Il Drappo del “Palio del Vecchio Mercato” di Gilda Scarcia
Commento critico di Roberto Conte

In primo piano una ruota accostata ad una figura umana, in secondo piano un arco in pietra, più in fondo il borgo di Mercato Vecchio e in lontananza le colline.
Quadro simbolico realizzato con tecnica grafica mista: china, acrilico, sanguigna e terre, in monocromia seppia cha sa di vissuto, di antico.
La ruota, dopo il fuoco, è tra le più importanti scoperte dell’uomo. Gli permette di spostare gli oggetti con meno fatica e più velocemente o creare macchine complicatissime. Ma la ruota non è solo l’inizio dell’evoluzione tecnologica dell’umanità, la ruota proprio per la sua forma è anche simbolo: la ruota gira come gira il mondo, la fortuna; ha rappresentato la luna (quando la ruota alle origini era piena) e il sole (nella sua evoluzione a raggiera); ecco quindi che assume il significato della creazione, del divenire, del viaggio ciclico dei pianeti e della natura, lo stesso che accompagna il viaggio dell’uomo verso mete sempre più ambite, verso traguardi sempre più difficili.
L’atleta è qui rappresentato a dorso nudo, con un corpo scultoreo dalla muscolatura possente, ma in uno stato contemplativo, riflessivo verso la competizione che sta per intraprendere, come a voler penetrare la fatica che lo attende o quale strategia gli sarebbe più congeniale per la prova che ha davanti.

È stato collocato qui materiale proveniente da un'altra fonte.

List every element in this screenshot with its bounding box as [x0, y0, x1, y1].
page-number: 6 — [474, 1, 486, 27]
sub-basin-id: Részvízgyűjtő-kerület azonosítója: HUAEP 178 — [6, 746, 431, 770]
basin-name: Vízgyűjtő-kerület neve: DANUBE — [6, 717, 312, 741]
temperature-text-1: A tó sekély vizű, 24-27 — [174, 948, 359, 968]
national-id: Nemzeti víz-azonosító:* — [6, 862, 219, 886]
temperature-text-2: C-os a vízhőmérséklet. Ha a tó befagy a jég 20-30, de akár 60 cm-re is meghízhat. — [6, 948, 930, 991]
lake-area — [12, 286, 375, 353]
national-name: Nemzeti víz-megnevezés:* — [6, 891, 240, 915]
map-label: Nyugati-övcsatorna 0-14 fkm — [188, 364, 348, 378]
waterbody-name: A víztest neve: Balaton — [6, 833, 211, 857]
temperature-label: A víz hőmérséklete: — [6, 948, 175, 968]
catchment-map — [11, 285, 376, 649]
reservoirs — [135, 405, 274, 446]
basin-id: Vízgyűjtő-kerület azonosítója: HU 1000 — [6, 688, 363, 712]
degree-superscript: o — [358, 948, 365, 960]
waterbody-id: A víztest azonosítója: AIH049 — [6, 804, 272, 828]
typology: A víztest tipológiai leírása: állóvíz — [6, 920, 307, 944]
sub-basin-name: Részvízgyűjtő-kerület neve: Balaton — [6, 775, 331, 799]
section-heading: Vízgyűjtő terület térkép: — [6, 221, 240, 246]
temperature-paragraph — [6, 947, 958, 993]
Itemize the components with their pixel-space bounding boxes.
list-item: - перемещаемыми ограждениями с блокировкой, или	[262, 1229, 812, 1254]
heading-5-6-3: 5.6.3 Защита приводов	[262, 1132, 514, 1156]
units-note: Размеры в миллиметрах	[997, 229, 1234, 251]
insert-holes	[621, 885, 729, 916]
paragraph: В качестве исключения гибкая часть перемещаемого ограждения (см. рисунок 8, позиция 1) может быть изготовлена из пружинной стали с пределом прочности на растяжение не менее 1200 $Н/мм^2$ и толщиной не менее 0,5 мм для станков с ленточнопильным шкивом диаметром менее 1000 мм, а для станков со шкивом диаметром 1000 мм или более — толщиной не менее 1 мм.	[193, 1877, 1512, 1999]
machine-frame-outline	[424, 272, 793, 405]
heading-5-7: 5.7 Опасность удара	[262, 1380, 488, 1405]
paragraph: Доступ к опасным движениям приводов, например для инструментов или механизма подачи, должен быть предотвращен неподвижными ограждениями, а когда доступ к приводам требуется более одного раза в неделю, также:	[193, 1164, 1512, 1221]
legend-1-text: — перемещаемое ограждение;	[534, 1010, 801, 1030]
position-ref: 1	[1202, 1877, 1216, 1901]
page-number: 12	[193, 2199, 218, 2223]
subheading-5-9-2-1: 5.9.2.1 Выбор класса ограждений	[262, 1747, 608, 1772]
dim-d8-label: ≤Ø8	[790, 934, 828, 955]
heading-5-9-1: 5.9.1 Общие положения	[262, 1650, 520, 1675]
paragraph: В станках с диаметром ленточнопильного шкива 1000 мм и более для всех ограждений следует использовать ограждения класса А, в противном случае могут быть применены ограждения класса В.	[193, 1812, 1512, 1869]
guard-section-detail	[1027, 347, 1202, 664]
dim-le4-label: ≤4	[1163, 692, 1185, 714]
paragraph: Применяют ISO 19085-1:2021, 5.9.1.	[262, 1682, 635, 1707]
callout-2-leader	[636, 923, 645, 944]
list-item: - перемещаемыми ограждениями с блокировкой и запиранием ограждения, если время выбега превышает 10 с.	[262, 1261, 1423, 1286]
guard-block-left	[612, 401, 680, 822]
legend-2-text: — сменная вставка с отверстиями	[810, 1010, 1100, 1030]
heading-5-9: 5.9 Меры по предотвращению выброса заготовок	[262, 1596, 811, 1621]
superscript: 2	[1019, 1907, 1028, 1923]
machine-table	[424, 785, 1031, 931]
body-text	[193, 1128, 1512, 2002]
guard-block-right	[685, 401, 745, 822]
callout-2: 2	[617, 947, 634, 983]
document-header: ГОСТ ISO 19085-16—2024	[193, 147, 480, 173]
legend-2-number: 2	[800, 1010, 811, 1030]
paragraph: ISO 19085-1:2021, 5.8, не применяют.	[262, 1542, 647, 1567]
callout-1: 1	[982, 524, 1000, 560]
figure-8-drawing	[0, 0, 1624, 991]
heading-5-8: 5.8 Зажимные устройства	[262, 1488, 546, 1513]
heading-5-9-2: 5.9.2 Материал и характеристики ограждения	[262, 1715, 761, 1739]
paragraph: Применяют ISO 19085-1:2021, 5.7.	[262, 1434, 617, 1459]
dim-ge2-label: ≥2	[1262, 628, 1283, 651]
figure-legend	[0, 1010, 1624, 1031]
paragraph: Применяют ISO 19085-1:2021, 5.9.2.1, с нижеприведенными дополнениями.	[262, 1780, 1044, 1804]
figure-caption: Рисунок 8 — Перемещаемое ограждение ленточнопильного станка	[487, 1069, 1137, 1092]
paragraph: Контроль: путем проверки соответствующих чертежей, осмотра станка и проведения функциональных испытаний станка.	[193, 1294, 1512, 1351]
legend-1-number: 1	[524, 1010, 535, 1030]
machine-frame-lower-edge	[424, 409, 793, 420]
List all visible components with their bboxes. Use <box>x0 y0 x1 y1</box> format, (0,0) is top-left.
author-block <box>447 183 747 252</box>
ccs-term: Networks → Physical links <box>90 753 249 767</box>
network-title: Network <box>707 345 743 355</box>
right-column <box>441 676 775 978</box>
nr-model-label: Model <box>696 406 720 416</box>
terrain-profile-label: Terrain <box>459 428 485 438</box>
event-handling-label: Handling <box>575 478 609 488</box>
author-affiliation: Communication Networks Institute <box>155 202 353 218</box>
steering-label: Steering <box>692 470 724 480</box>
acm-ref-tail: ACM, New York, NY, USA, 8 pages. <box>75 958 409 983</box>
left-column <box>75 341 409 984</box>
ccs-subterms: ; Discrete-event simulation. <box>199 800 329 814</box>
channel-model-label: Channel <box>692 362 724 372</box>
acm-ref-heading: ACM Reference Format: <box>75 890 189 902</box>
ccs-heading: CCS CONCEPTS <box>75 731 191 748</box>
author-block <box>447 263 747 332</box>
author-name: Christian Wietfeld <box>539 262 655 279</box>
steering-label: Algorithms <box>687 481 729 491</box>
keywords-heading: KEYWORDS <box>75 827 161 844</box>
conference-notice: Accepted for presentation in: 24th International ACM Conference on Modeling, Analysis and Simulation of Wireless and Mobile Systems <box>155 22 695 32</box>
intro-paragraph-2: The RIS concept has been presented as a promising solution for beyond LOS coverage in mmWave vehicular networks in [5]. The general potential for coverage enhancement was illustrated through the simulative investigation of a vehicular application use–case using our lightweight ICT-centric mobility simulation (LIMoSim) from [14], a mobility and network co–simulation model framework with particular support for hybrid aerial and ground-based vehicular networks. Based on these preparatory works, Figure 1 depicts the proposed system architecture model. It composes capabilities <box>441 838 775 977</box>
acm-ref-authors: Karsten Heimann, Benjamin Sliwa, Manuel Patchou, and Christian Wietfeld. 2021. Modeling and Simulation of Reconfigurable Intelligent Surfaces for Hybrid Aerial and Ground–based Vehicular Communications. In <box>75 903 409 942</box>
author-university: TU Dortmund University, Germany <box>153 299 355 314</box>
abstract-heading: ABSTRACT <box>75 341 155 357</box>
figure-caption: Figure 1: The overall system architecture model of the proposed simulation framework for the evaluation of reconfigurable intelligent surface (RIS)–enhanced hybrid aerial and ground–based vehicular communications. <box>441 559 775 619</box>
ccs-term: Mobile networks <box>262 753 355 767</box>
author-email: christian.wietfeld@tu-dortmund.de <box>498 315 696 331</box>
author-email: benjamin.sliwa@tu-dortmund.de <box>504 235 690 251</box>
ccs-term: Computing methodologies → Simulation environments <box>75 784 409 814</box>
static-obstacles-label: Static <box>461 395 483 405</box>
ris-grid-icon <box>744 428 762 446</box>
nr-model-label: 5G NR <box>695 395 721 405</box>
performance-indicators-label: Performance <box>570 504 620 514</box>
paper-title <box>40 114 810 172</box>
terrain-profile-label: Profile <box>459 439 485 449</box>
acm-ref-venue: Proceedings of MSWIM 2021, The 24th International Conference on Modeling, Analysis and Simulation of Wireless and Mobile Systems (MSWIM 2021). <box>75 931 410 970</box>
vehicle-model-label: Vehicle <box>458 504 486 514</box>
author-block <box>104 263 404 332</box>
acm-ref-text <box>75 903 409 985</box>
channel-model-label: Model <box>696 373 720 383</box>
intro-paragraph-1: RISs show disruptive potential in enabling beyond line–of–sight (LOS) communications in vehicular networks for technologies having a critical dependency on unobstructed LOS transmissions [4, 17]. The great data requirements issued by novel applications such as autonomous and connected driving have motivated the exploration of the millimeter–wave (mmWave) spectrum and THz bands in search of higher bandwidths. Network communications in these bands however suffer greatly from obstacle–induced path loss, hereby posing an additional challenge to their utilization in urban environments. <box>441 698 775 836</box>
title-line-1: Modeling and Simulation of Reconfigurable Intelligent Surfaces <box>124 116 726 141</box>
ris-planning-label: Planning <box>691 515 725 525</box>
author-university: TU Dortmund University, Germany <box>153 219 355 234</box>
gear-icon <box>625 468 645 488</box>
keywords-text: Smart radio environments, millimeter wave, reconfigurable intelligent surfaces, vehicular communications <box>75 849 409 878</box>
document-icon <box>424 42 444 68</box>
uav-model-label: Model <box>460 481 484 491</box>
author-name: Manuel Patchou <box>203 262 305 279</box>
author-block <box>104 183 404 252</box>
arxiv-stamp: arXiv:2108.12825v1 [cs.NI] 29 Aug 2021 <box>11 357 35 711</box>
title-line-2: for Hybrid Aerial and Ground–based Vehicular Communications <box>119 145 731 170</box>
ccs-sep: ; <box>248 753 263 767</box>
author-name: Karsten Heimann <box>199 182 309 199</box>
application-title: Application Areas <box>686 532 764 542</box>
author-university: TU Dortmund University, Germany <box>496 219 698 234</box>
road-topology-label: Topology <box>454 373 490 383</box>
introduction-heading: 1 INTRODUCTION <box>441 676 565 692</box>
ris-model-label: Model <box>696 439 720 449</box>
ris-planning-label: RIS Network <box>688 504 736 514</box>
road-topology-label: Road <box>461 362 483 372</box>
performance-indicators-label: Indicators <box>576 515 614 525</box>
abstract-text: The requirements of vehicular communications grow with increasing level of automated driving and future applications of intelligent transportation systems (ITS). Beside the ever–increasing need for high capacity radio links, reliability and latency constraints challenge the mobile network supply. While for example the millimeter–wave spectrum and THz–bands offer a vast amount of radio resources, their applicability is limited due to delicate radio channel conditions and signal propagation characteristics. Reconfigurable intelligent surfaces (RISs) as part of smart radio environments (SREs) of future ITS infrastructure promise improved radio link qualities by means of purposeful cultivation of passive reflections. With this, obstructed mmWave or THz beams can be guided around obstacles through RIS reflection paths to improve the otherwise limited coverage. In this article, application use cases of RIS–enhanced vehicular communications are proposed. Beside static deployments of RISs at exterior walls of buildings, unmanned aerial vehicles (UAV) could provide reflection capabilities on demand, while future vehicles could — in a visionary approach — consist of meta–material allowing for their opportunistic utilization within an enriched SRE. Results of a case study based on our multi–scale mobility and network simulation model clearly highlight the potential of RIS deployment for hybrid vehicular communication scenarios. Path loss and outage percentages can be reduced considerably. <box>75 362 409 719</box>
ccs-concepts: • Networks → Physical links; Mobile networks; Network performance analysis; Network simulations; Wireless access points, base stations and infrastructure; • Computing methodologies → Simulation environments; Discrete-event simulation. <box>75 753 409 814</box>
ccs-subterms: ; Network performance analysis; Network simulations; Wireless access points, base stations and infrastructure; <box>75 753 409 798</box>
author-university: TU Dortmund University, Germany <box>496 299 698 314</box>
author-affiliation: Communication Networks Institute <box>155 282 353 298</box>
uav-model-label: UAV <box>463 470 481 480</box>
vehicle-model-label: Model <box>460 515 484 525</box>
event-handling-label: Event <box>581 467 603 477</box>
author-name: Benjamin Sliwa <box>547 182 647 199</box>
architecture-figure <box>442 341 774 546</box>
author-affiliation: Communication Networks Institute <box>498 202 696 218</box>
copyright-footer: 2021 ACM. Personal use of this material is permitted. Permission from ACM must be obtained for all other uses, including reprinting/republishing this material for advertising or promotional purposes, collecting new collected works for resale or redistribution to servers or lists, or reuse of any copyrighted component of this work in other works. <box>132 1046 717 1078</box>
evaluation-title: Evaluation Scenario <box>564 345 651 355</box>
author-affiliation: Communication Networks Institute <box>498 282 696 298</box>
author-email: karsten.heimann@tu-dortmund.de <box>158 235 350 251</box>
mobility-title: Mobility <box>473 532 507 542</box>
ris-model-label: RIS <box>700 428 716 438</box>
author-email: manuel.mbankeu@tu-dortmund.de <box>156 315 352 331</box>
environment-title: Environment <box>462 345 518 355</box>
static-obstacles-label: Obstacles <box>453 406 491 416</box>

Quasi di fronte a se vediamo l’arco; non è un arco di trionfo però, è una porta a forma di arco; è un passaggio o forse l’arrivo sotto il quale transitare non come vincitore – non necessariamente almeno – ma come concorrente, un fine dove arrivare, assieme ad altri emuli; uno stimolo per mettersi in gioco, perché nella vita l’importante è esserci, partecipare, tentare, non vincere.
Ed infine, con sullo sfondo le colline e le prealpi, ecco il borgo del “vecchio mercato” situato sulla rocca che sovrasta Montebelluna, dove fin dall’anno mille D.C. i mercanti, i contadini, gli artigiani accedevano per scambiare merci e prodotti trasportati su da carri trainati a mano. Il Mercato Vecchio, con la sua Piazza Colonna e la chiesa di San Biagio, è stata l’anima e lo spirito del mercato di Montebelluna; nel drappo lo vediamo situato più in basso dell’uomo in primo piano, viene osservato dall’alto: a significare che nonostante le complessità, la fatica e le avversità, l’intelligenza e la forza dell’uomo saranno in grado di domare anche la forza di gravità e raggiungere vette anche più alte di lui.